6月6日夜のことだ。菅氏が呼びかけて都内の寿司店に集まったのは、菅氏のほか、菅政権時代の官房長官・加藤勝信氏、総務大臣・武田良太氏、文科大臣・萩生田光一氏、それに環境大臣だった小泉進次郎氏だ。
萩生田、加藤、武田の3氏は永田町で「HKT」と呼ばれる次世代リーダーたちで、しばしば会食をする間柄だ。そこに菅氏が小泉氏を連れて加わった形だ。
言うまでもなく、武田氏は二階派、萩生田氏は安倍派、加藤氏は茂木派の実力者だが、もはや解散が決まった派閥に拘束される必要はない。

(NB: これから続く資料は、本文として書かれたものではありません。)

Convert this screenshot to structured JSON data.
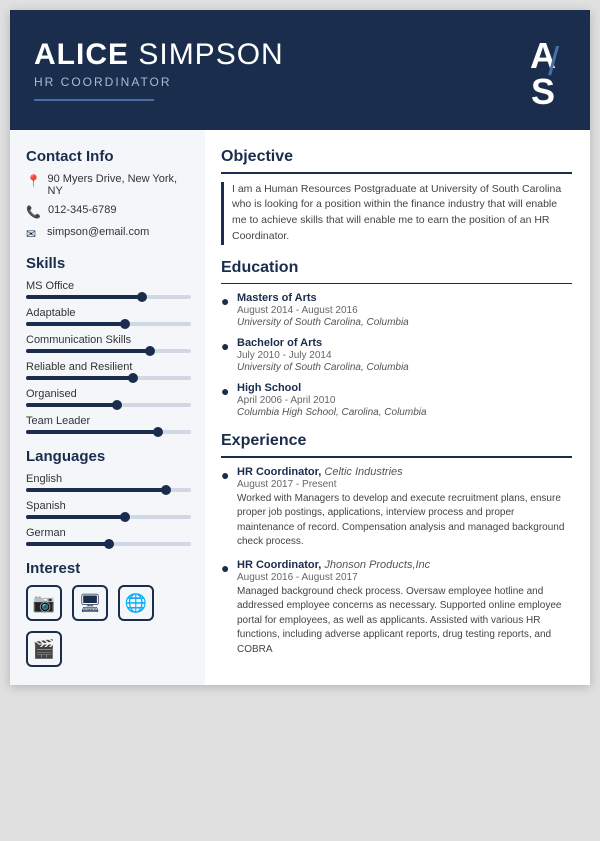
{
  "header": {
    "first_name": "ALICE",
    "last_name": "SIMPSON",
    "title": "HR COORDINATOR",
    "monogram_a": "A",
    "monogram_s": "S"
  },
  "sidebar": {
    "contact_title": "Contact Info",
    "contact_address": "90 Myers Drive, New York, NY",
    "contact_phone": "012-345-6789",
    "contact_email": "simpson@email.com",
    "skills_title": "Skills",
    "skills": [
      {
        "label": "MS Office",
        "pct": 70
      },
      {
        "label": "Adaptable",
        "pct": 60
      },
      {
        "label": "Communication Skills",
        "pct": 75
      },
      {
        "label": "Reliable and Resilient",
        "pct": 65
      },
      {
        "label": "Organised",
        "pct": 55
      },
      {
        "label": "Team Leader",
        "pct": 80
      }
    ],
    "languages_title": "Languages",
    "languages": [
      {
        "label": "English",
        "pct": 85
      },
      {
        "label": "Spanish",
        "pct": 60
      },
      {
        "label": "German",
        "pct": 50
      }
    ],
    "interest_title": "Interest"
  },
  "main": {
    "objective_title": "Objective",
    "objective_text": "I am a Human Resources Postgraduate at University of South Carolina who is looking for a position within the finance industry that will enable me to achieve skills that will enable me to earn the position of an HR Coordinator.",
    "education_title": "Education",
    "education": [
      {
        "degree": "Masters of Arts",
        "date": "August 2014 - August 2016",
        "institution": "University of South Carolina, Columbia"
      },
      {
        "degree": "Bachelor of Arts",
        "date": "July 2010 - July 2014",
        "institution": "University of South Carolina, Columbia"
      },
      {
        "degree": "High School",
        "date": "April 2006 - April 2010",
        "institution": "Columbia High School, Carolina, Columbia"
      }
    ],
    "experience_title": "Experience",
    "experience": [
      {
        "role": "HR Coordinator",
        "company": "Celtic Industries",
        "date": "August 2017 - Present",
        "desc": "Worked with Managers to develop and execute recruitment plans, ensure proper job postings, applications, interview process and proper maintenance of record. Compensation analysis and managed background check process."
      },
      {
        "role": "HR Coordinator",
        "company": "Jhonson Products,Inc",
        "date": "August 2016 - August 2017",
        "desc": "Managed background check process. Oversaw employee hotline and addressed employee concerns as necessary. Supported online employee portal for employees, as well as applicants. Assisted with various HR functions, including adverse applicant reports, drug testing reports, and COBRA"
      }
    ]
  }
}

そこで、この会合が「ポスト岸田」に関する話し合いなのはおよそ察しがつく。
むろんこの場で何かが決まったということではないだろうが、菅氏が総理候補として世間的人気の高い石破茂氏を本命視しているという説が浮上してきた。
小泉氏を菅氏が買っているのは事実だが、43歳と若く、あえて「火中の栗」を拾うことはないという判断のようだ。
自民「石破政権」は始まる前から国民を舐めている
菅氏は、23日の文藝春秋オンライン番組でも、総裁候補としての石破氏について「期待できる方だ。いろんなことがあっても主張を変えないところがいい」と述べている。
問題は、石破氏の面倒見が悪いこともあり、党内での人気がパッとしないことだ。
「HKT」が納得するかというと、疑問が残る。だが面倒見が悪い分、裏金をつくりそうにもないイメージはある。
なにより政権政党であり続けることを優先する自民党のことだ。「勝てる」と見込めば、案外簡単に「石破総裁」への流れができるかもしれない。
岸田首相は形勢逆転のための最終手段として、内閣改造・党役員人事を断行し、石破氏を幹事長にしようとしているとも囁かれているが、菅氏の動きからみて、石破氏があえて岸田首相とともに“泥船”に乗り込むようなことは考えにくい。かりにそんな人事が実現したとしても、国民に意図が見透かされて、思い通りの展開にはならないだろう。
それにしても、総裁選で党の“顔”をすげ替えれば、党への信頼が回復するかのように思っているところが、自民党の大きな勘違いだ。
誰が総裁になろうと、金権体質の病根を断たなければどうにもならない。
そこから目を背け、トップの入れ替えで世間の空気を変えようとする。国民をバカにした話だ。
政治屋が跋扈する集団としての自民党を自ら解体し、再出発する。
つまり利権も世襲も私欲もなにもかも捨てて、“しがらみ”なき政治に取り組んでゆく。 そうなった時にはじめて、国民からの信頼が戻ってくる。